Hashing is a method used in machine learning for grouping categorical data, and it is especially useful when the entire variety of categories is huge, but only a subset of those categories occurs in the dataset.
For instance, there are around 73,000 different kinds of trees on Earth. The 73,000 different tree species might be divided into 73,000 different categories. On the other hand, assuming there are only two hundred species currently included in your data set, you might use hashing to classify trees into possibly 500 groups.
It’s possible to store many species of trees in the same bucket. The hashing process may group together genetically distinct species, such as the baobab and the red maple. Nonetheless, hashing remains a useful technique for partitioning huge classified collections into the required granularity. By algorithmically grouping data into hash values, hashing reduces the number of potential values for a category characteristic from a big number to a considerably smaller number.
Application of Hashing in the AI
Hashing is used in many different AI applications, such as:
Data storage and retrieval
In the context of databases and search indexes, hashing is often used to generate one-of-a-kind identities for data records. It is possible to produce a unique identifier, or hash code, for each record by hashing its primary attributes, such as name or ID, which then allows for more efficient storage and retrieval.

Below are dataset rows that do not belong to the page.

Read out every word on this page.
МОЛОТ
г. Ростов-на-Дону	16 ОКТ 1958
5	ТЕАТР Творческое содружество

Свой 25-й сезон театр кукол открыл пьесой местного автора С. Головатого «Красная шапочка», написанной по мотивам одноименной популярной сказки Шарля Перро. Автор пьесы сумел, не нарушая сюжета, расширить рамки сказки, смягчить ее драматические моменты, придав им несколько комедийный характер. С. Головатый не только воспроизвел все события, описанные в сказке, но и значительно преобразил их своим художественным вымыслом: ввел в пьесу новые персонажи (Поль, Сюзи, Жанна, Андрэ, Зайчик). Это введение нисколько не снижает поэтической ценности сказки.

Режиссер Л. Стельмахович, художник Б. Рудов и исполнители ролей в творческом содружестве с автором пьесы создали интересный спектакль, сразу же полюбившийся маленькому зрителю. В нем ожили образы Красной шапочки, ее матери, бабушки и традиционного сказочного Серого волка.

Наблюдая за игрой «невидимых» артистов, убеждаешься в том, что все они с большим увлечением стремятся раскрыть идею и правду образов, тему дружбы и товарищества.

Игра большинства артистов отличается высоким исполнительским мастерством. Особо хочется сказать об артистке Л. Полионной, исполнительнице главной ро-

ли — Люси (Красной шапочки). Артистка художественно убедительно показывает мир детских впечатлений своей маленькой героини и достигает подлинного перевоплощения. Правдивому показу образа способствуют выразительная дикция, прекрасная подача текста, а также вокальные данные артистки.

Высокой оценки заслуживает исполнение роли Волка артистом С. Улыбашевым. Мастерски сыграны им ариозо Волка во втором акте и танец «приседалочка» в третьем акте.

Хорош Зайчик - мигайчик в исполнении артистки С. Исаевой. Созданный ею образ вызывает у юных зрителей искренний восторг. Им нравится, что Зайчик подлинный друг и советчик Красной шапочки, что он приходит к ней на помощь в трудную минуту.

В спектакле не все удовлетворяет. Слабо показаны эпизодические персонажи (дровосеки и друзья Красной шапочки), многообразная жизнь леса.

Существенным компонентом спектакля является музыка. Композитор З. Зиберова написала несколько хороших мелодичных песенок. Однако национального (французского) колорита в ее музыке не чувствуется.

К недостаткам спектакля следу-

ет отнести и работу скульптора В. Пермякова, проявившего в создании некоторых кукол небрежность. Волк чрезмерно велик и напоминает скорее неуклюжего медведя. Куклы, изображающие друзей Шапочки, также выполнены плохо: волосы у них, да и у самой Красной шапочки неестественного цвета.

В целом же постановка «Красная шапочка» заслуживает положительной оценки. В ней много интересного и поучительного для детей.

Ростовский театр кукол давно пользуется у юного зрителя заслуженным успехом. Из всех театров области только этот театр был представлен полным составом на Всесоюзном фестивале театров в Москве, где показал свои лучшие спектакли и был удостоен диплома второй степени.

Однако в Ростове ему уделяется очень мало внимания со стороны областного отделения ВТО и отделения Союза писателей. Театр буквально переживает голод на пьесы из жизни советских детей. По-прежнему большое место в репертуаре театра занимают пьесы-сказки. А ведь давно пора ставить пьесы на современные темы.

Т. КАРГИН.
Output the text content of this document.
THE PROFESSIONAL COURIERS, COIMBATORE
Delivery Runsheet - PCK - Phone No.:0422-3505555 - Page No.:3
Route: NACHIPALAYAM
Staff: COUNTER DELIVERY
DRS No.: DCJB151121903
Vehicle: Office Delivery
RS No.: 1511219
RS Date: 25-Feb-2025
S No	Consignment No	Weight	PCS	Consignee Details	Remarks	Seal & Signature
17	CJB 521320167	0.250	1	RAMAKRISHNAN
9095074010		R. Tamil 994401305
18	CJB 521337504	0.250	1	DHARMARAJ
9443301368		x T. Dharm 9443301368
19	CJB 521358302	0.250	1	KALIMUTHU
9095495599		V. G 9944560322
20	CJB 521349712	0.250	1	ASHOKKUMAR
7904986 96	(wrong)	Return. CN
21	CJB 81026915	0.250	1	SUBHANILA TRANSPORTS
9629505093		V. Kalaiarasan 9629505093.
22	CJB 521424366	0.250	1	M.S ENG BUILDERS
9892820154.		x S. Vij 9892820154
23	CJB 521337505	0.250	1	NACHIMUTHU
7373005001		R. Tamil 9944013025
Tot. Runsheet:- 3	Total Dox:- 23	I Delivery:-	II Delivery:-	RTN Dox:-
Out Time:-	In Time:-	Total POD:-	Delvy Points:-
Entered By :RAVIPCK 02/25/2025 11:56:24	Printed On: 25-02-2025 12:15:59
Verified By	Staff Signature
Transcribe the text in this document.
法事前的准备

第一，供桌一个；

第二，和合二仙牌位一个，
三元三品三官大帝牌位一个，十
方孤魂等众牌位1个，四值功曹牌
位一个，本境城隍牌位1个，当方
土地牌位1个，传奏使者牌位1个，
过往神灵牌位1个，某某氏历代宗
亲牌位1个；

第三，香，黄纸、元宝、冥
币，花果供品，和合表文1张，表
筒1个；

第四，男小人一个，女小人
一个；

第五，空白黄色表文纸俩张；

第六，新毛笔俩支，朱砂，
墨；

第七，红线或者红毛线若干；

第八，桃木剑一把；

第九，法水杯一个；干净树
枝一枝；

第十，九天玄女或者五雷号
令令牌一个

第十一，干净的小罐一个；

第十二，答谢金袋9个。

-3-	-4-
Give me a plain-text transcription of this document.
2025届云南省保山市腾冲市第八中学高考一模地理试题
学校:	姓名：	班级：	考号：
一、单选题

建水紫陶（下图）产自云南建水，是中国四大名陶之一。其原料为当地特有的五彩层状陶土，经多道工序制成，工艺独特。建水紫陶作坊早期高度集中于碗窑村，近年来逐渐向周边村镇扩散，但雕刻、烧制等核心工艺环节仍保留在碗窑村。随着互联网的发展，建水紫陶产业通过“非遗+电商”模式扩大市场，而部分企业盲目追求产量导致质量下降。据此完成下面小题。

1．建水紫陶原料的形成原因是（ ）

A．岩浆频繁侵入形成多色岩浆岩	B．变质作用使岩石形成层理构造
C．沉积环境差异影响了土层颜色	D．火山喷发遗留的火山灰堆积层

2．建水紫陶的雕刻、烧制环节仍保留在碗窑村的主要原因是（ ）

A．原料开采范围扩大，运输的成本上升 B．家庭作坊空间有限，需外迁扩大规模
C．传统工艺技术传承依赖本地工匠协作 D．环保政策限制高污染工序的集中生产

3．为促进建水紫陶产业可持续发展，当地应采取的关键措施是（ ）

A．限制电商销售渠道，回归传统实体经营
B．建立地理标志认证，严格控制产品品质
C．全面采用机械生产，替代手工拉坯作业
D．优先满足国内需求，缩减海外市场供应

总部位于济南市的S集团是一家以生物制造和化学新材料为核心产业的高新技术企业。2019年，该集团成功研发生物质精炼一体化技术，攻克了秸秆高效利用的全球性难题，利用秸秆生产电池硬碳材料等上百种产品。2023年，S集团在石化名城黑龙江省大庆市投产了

Password and data security
To ensure the safety of passwords or other sensitive data, hashing is often used to encrypt the data before it is stored or verified. It is practically impossible to decode the original data from a hash code since hash algorithms provide fixed-length hash values for each input.
Data deduplication
Hash tables may be used to find and eliminate duplicates in huge data sets, saving time during data processing and analysis. Data records may be compared for duplicates by calculating their hash values and comparing them.
Machine learning
Hashing is a key component of machine learning, where it is used to create feature vectors from raw data. Training and inference times may be slashed by employing hashes of the input data as features.
Information retrieval
A hash algorithm is used to develop index structures like hash tables, cuckoo filters, and bloom filters for information retrieval. By keeping a concise representation of vast data sets, these structures make it easy to search and retrieve them.